D’après l’article déjà cité, plusieurs facteurs interviennent pour fausser la notation :
– l’ordre des copies corrigées
Une copie corrigée parmi les premières ou les dernières risque d’être notée différemment. Et pour cause : au fur et à mesure de l’avancée de son travail de correction, l’enseignant prend conscience de la différence entre ses objectifs et ce qu’en ont compris ses élèves. Il m’est souvent arrivé, lors de la difficile correction des rédactions (et malgré la fiche d’évaluation relativement détaillée), de reprendre toutes les copies à la fin, et de modifier parfois des notes.
La note varie aussi, nous dit l’article, selon la qualité des copies précédentes. En effet, après 5 ou 10 « mauvaises » copies, la première « bonne » risque d’être « surnotée », à cause du soulagement ressenti par le correcteur, qui craignait de devoir corriger 30 mauvais devoirs. Et inversement : après 5 ou 10 « bonnes » copies, la première « mauvaise » ou « moyenne » risque d’être « sous-notée », le correcteur s’étant agréablement habitué à des devoirs qui répondent à ses attentes. Là encore, reparcourir l’ensemble du paquet à la fin permet de rétablir l’équilibre. Une chose que je faisais aussi parfois : des « paquets » de copies en fonction des notes ; je relisais le paquet dans son ensemble, et vérifiais que les évaluations « se tenaient ».
Mais… ces travaux de vérification me semblent difficilement réalisables lors d’examens ! A cause des conditions de correction, mais aussi parce que le correcteur, ne connaissant pas les « corrigés », ne mémorise à peu près rien de ce qu’ont écrit les élèves : le travail de relecture devient alors presque aussi long que le travail de lecture !

– l’effet Pygmalion
« La perception globale que les enseignants ont d’un élève, favorable ou défavorable, joue sur le score de chacune de ses évaluations, quelles que soient ses réponses. » dit l’article.
Hum ! Je suis plus perplexe… Je vois mal un enseignant compter juste une réponse fausse (ou inversement) en fonction de l’opinion qu’il a de l’élève… Par contre, il n’a évidemment pas les mêmes attentes d’un élève « en difficulté » (avec lequel il pourra se montrer moins exigeant) et d’un « bon élève » (qui l’aura déçu dans ce devoir).
Je crois avoir déjà parlé de mon « système » de dictées (qui a varié au fil des ans), où, selon les difficultés des élèves, la notation ne se faisait que sur une partie de la dictée, ou sur un « contrat » établi par l’élève à chaque dictée.
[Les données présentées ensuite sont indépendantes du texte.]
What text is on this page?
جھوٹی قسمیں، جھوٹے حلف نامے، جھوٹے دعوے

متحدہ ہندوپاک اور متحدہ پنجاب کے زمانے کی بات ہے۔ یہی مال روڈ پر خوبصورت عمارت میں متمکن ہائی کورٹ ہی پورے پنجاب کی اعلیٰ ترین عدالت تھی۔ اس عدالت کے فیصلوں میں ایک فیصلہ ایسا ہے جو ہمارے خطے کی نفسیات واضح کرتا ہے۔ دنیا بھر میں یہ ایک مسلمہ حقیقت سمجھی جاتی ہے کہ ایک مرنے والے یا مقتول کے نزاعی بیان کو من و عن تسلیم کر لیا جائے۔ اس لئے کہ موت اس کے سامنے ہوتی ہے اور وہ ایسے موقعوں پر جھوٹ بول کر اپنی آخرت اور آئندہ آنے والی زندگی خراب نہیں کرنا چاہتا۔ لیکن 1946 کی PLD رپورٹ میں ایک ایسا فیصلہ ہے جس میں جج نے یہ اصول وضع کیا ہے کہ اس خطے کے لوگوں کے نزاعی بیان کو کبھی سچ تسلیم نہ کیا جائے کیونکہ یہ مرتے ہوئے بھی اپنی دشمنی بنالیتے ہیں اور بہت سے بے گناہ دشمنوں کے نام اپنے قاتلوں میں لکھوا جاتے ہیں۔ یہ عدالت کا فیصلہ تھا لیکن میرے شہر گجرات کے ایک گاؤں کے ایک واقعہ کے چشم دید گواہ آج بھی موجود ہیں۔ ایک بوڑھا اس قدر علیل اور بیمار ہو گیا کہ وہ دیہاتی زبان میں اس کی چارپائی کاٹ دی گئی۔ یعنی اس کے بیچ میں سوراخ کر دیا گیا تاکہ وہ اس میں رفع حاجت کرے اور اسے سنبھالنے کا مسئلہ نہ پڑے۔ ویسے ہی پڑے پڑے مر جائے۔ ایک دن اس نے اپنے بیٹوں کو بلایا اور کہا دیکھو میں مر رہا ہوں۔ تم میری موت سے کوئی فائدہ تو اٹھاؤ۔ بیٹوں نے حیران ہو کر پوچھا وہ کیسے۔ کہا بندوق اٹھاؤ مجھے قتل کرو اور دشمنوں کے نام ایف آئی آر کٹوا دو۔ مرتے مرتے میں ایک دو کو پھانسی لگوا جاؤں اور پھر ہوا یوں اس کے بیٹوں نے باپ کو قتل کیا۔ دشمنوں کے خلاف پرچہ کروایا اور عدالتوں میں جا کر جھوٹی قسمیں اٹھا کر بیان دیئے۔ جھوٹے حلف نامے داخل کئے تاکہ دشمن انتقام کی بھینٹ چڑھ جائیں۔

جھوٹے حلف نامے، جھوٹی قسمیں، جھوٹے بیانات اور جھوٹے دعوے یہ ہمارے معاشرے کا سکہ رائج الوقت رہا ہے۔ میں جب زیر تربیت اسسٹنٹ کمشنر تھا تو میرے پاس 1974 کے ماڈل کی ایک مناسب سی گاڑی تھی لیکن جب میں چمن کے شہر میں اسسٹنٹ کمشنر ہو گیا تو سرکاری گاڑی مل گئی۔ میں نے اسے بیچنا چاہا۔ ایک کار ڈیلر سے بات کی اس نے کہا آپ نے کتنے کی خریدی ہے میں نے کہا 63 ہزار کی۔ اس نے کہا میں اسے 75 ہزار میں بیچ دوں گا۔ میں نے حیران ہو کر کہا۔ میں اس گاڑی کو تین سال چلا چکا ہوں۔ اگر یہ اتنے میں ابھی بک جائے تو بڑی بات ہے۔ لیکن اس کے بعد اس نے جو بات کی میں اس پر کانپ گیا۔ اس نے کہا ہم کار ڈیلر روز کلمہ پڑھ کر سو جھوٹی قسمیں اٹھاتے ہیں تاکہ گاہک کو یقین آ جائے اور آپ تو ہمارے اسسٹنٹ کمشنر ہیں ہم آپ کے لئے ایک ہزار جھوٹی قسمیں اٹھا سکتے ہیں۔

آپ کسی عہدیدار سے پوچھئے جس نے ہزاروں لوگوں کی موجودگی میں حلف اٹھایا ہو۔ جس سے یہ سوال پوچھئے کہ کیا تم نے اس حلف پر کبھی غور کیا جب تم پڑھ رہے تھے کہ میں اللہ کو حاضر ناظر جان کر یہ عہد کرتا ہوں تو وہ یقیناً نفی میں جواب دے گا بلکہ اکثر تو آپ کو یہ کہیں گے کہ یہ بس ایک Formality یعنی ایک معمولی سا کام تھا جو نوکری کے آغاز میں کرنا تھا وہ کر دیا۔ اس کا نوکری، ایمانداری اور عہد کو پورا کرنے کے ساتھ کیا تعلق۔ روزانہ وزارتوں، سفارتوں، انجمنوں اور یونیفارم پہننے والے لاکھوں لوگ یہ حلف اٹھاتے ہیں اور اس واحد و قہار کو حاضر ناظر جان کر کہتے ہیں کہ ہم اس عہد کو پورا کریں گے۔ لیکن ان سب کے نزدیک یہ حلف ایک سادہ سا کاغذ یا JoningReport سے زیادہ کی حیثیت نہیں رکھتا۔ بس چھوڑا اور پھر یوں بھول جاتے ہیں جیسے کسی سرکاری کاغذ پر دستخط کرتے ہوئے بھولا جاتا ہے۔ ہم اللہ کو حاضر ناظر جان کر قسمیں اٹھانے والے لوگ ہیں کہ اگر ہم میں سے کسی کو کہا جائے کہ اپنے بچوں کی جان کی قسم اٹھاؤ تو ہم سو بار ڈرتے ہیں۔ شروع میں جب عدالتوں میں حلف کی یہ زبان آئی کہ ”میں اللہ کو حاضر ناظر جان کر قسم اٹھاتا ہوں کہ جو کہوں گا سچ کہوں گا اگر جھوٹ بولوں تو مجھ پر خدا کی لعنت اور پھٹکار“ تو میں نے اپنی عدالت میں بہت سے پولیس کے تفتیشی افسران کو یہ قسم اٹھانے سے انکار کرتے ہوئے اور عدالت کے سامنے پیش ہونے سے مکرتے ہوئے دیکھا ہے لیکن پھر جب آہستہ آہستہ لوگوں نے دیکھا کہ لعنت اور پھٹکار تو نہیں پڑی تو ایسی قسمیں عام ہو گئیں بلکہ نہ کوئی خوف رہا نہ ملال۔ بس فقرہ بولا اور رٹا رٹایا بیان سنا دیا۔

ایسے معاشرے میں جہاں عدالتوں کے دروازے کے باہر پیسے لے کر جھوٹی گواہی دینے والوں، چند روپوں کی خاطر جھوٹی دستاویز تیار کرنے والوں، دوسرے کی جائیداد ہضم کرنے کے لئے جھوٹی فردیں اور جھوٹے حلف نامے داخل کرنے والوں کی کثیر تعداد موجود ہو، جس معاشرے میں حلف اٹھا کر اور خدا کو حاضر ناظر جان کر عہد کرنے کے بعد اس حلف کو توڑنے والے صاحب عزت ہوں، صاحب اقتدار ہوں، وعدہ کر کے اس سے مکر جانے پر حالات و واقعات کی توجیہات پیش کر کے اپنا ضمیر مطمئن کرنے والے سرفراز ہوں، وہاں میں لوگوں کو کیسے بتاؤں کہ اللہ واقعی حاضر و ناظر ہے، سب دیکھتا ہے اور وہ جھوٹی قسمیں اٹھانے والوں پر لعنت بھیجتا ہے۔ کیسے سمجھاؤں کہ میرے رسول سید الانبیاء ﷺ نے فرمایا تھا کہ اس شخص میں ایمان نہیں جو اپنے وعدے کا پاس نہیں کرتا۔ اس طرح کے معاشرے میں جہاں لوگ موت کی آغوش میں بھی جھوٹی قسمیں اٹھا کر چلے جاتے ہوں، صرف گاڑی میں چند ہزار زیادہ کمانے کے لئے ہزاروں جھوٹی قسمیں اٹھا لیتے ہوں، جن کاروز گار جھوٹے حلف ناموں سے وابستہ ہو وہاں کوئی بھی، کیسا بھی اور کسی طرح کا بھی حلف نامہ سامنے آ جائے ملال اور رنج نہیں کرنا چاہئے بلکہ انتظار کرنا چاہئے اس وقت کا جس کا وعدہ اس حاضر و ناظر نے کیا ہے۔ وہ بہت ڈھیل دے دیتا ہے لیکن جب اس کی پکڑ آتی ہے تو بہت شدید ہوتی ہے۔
Je n’ai que très très exceptionnellement rencontré de problème avec ces « systèmes »… et pourtant, les notes chiffrées n’étaient pas comparables, puisqu’elles ne prenaient pas les mêmes critères en compte…

– l’effet source
« Les notes sont souvent influencées par les résultats obtenus par l’élève, en particulier la toute première copie de l’année. »
C’est peut-être (?) vérifié en lycée, où les devoirs sont plus ou moins semblables d’une fois sur l’autre (quant à la « forme », j’entends !), sûrement beaucoup moins en collège ou en primaire, où les travaux notés sont plus nombreux, et de types très différents.

Mais… je m’aperçois que je n’ai pas encore fini… et que, vraiment, cela ferait trop pour aujourd’hui !

Suite (et fin ?) à une autre fois !

Et : Joyeuses Pâques !

Injustes notes…

jeudi, avril 1st, 2010

Un article du Nouvel Obs de la semaine dernière s’intitule « Notation : une absurde loterie ».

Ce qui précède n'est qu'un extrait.